The Junior Engineering Officer of the Chinook fleet in theatre, Flight Lieutenant Nigel Murphy, said his team were ‘aware of the helicopter’s pedigree but Bravo November is not singled out for special treatment, airworthiness is the key to what we do’.

His team work hard to ensure that the fleet is available to support operations twenty-four-hours-a-day and he added that ‘it is nice to have Bravo November come through another campaign safely’.

It could have been all so different as, during the Falklands campaign, Squadron Leader Dick Langworthy and his co-pilot Flight Lieutenant Andy Lawless were flying the aircraft at night through a thick snow shower when the crew lost their horizon references which resulted in the aircraft hitting the sea.

After the event Flight Lieutenant Lawless said:

We were lucky, because if we had hit solid ground we would have been dead. We hit at 100 knots [185km/h]. The bow wave came over the cockpit window as we settled and the engines partially flamed out. I knew we had ditched, but I was not sure if we had been hit.

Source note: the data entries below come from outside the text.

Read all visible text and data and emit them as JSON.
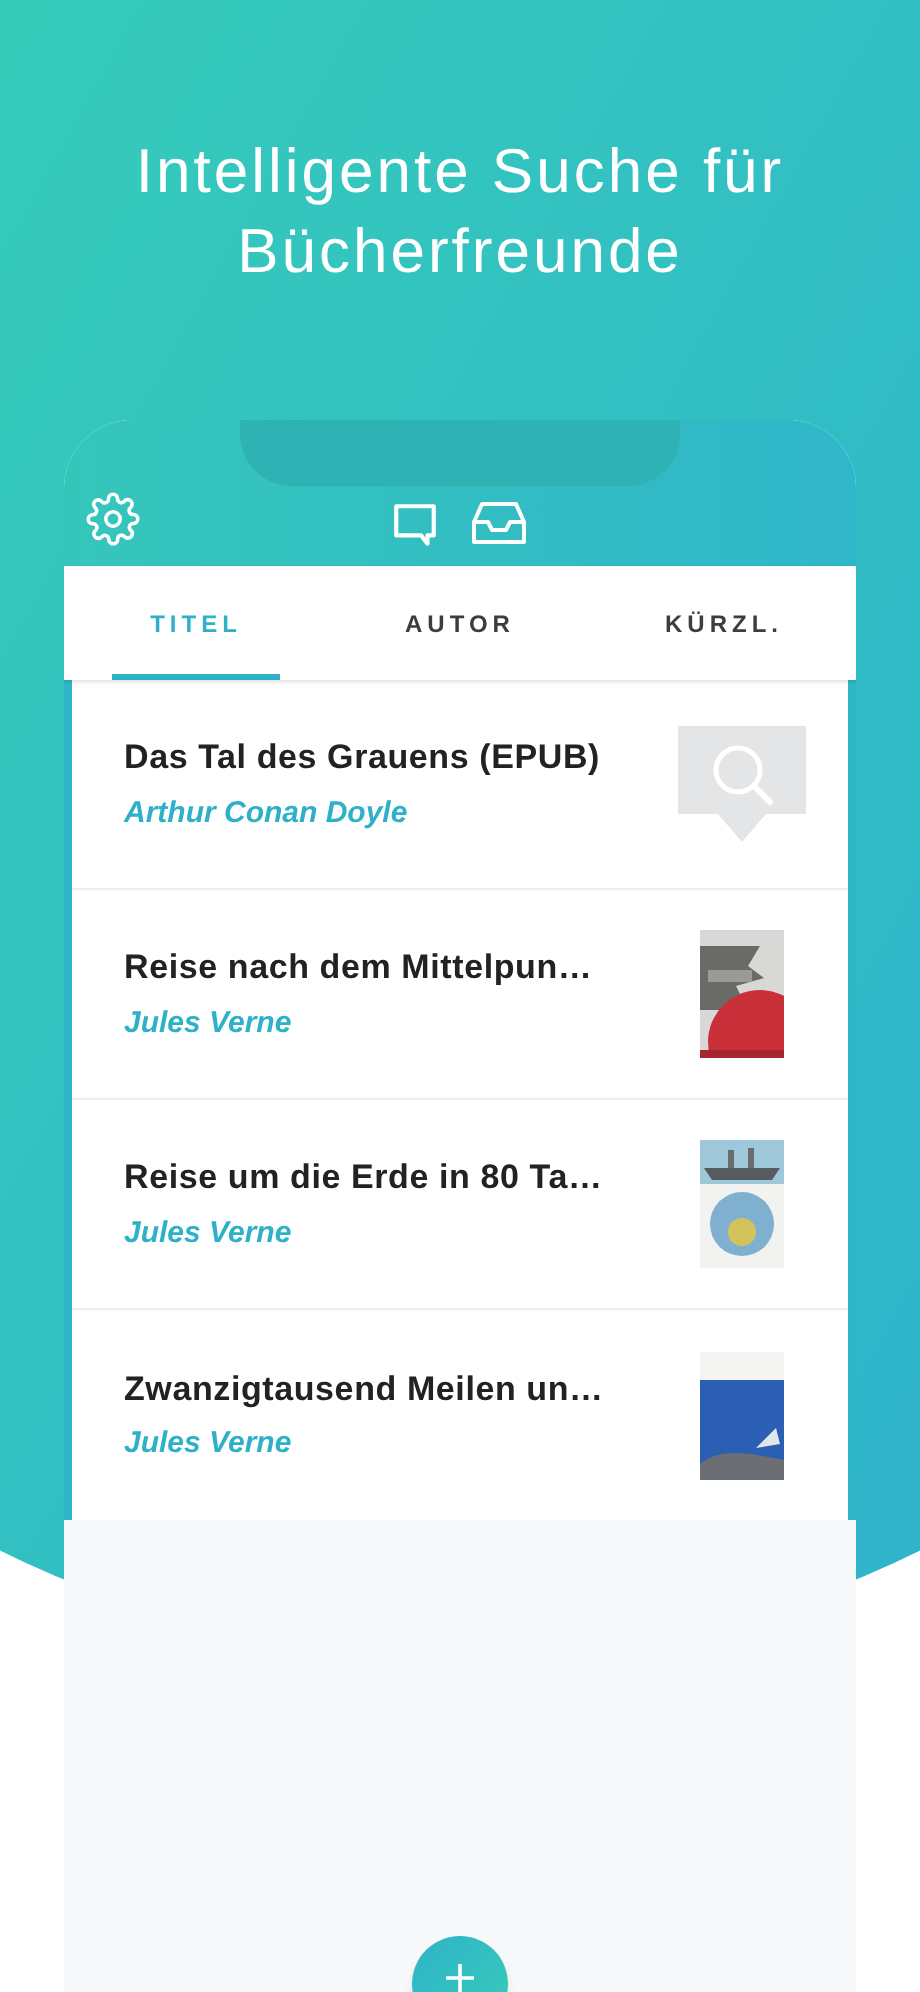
{
  "headline": "Intelligente Suche für Bücherfreunde",
  "tabs": [
    {
      "label": "TITEL",
      "selected": true
    },
    {
      "label": "AUTOR",
      "selected": false
    },
    {
      "label": "KÜRZL.",
      "selected": false
    }
  ],
  "books": [
    {
      "title": "Das Tal des Grauens (EPUB)",
      "author": "Arthur Conan Doyle",
      "kind": "placeholder"
    },
    {
      "title": "Reise nach dem Mittelpun…",
      "author": "Jules Verne",
      "kind": "picture"
    },
    {
      "title": "Reise um die Erde in 80 Ta…",
      "author": "Jules Verne",
      "kind": "picture"
    },
    {
      "title": "Zwanzigtausend Meilen un…",
      "author": "Jules Verne",
      "kind": "picture"
    }
  ]
}
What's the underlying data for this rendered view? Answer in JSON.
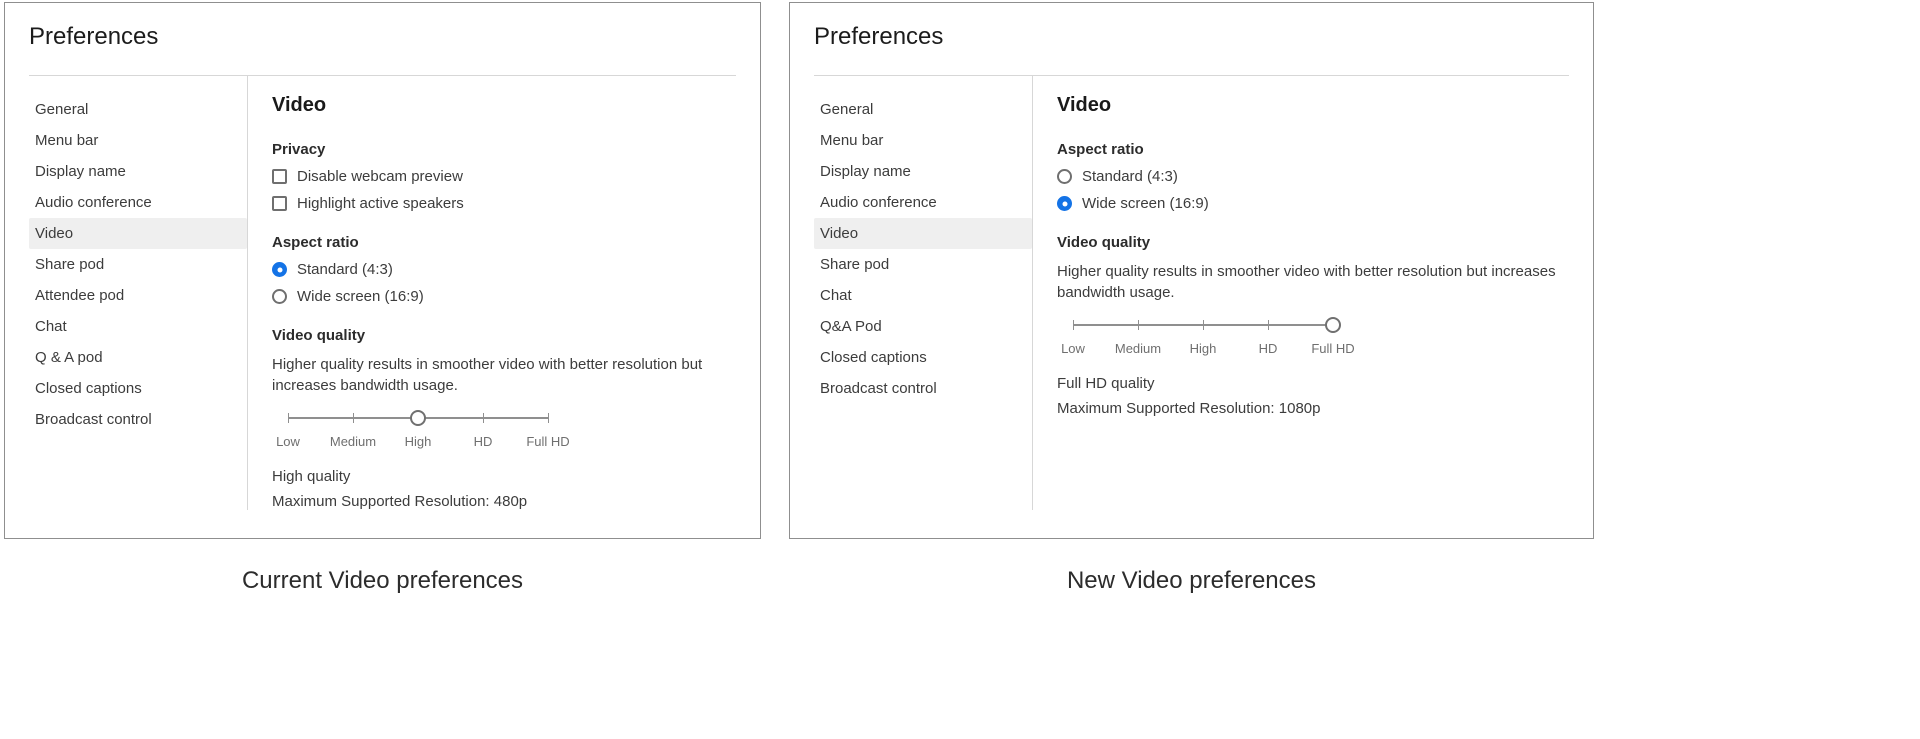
{
  "captions": {
    "left": "Current Video preferences",
    "right": "New Video preferences"
  },
  "left": {
    "title": "Preferences",
    "sidebar": [
      "General",
      "Menu bar",
      "Display name",
      "Audio conference",
      "Video",
      "Share pod",
      "Attendee pod",
      "Chat",
      "Q & A pod",
      "Closed captions",
      "Broadcast control"
    ],
    "selectedIndex": 4,
    "main": {
      "heading": "Video",
      "privacy": {
        "label": "Privacy",
        "items": [
          "Disable webcam preview",
          "Highlight active speakers"
        ]
      },
      "aspect": {
        "label": "Aspect ratio",
        "options": [
          "Standard (4:3)",
          "Wide screen (16:9)"
        ],
        "selected": 0
      },
      "quality": {
        "label": "Video quality",
        "desc": "Higher quality results in smoother video with better resolution but increases bandwidth usage.",
        "stops": [
          "Low",
          "Medium",
          "High",
          "HD",
          "Full HD"
        ],
        "value": 2,
        "current": "High quality",
        "res": "Maximum Supported Resolution: 480p"
      }
    }
  },
  "right": {
    "title": "Preferences",
    "sidebar": [
      "General",
      "Menu bar",
      "Display name",
      "Audio conference",
      "Video",
      "Share pod",
      "Chat",
      "Q&A Pod",
      "Closed captions",
      "Broadcast control"
    ],
    "selectedIndex": 4,
    "main": {
      "heading": "Video",
      "aspect": {
        "label": "Aspect ratio",
        "options": [
          "Standard (4:3)",
          "Wide screen (16:9)"
        ],
        "selected": 1
      },
      "quality": {
        "label": "Video quality",
        "desc": "Higher quality results in smoother video with better resolution but increases bandwidth usage.",
        "stops": [
          "Low",
          "Medium",
          "High",
          "HD",
          "Full HD"
        ],
        "value": 4,
        "current": "Full HD quality",
        "res": "Maximum Supported Resolution: 1080p"
      }
    }
  }
}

Dick said he thought we had been hit by ground fire. As the helicopter settled, the bow wave reduced. We had the collective still up and the engine wound up as we came out of the water like a cork out of a bottle. We were climbing!

During the incident, one of the other two crewmen, Flight Lieutenant Tom Jones, lost his flying helmet and fearing the helicopter was about to break up was considering jumping from the helicopter.

Another crewman indicated to him to put another helmet on and he then discovered the aircraft was successfully climbing and had just passed 1,500 feet (460m).

Remarkably, Bravo November suffered little damage although its radio antenna was ripped from the aircraft, there was damage to the fuselage, and the cockpit door was ripped off.

Without an antenna, radio communication with British forces could not be established, so when approaching San Carlos Squadron Leader Langworthy left all the lights on, hoping that the team operating the missile defences would realise that they were friendly.

No Argentine aircraft would fly so high or with the lights on, but, unbeknown to the crew, personnel at San Carlos could hear Bravo November’s calls, although the crew could not receive their replies.

On 2 June 1982 two companies of paratroopers were flown from Goose Green to seize the settlement of Fitzroy. Eighty-one paratroopers squeezed into Bravo November which is twice the normal capacity. Once landed, Bravo November returned to Goose Green to pick up a second load of seventy-five paratroopers.

By the time the Argentines surrendered, Bravo November had notched up over a hundred flying hours, and carried some 1,500 troops, 95 casualties, 650 prisoners of war and 550 tonnes of cargo.

Squadron Leader Langworthy was awarded the Distinguished Flying Cross (DFC) for his bravery at the controls of Bravo November during the Falklands conflict. Sadly though he died of a heart attack a year later after returning to the Falkland Islands to command the Chinook detachment.

Fittingly, Bravo November was on the strength of the unit at the time and the Air Force Board approved the placing of a plaque commemorating his DFC in the cockpit.

During the Iraq invasion of 2003, Bravo November was the first helicopter to land Royal Marines on the Al-Faw peninsula.

The Captain, Squadron Leader Steve Carr, flew several waves and during the second run a firefight developed around the aircraft. For his leadership and bravery, Squadron Leader Carr was awarded the Distinguished Flying Cross - Bravo November’s second.

A veteran of other operational campaigns, Bravo November has also seen service in Northern Ireland, the Balkans, the Lebanon evacuation and earthquake relief in Kurdistan.

Now a veteran of several Afghanistan tours, Bravo November is still going strong. She is now benefiting from major servicing at her home station of RAF Odiham.

A key facet of the servicing will include the fitting of even more powerful engines that will make her even more capable in the ‘hot and high’ operating environment of Afghanistan.

However, before her next operational deployment she will soon be gracing the skies of the United Kingdom supporting the mission rehearsals and exercises of British troops preparing for Operation HERRICK - the United Kingdom’s support to the international coalition in Afghanistan.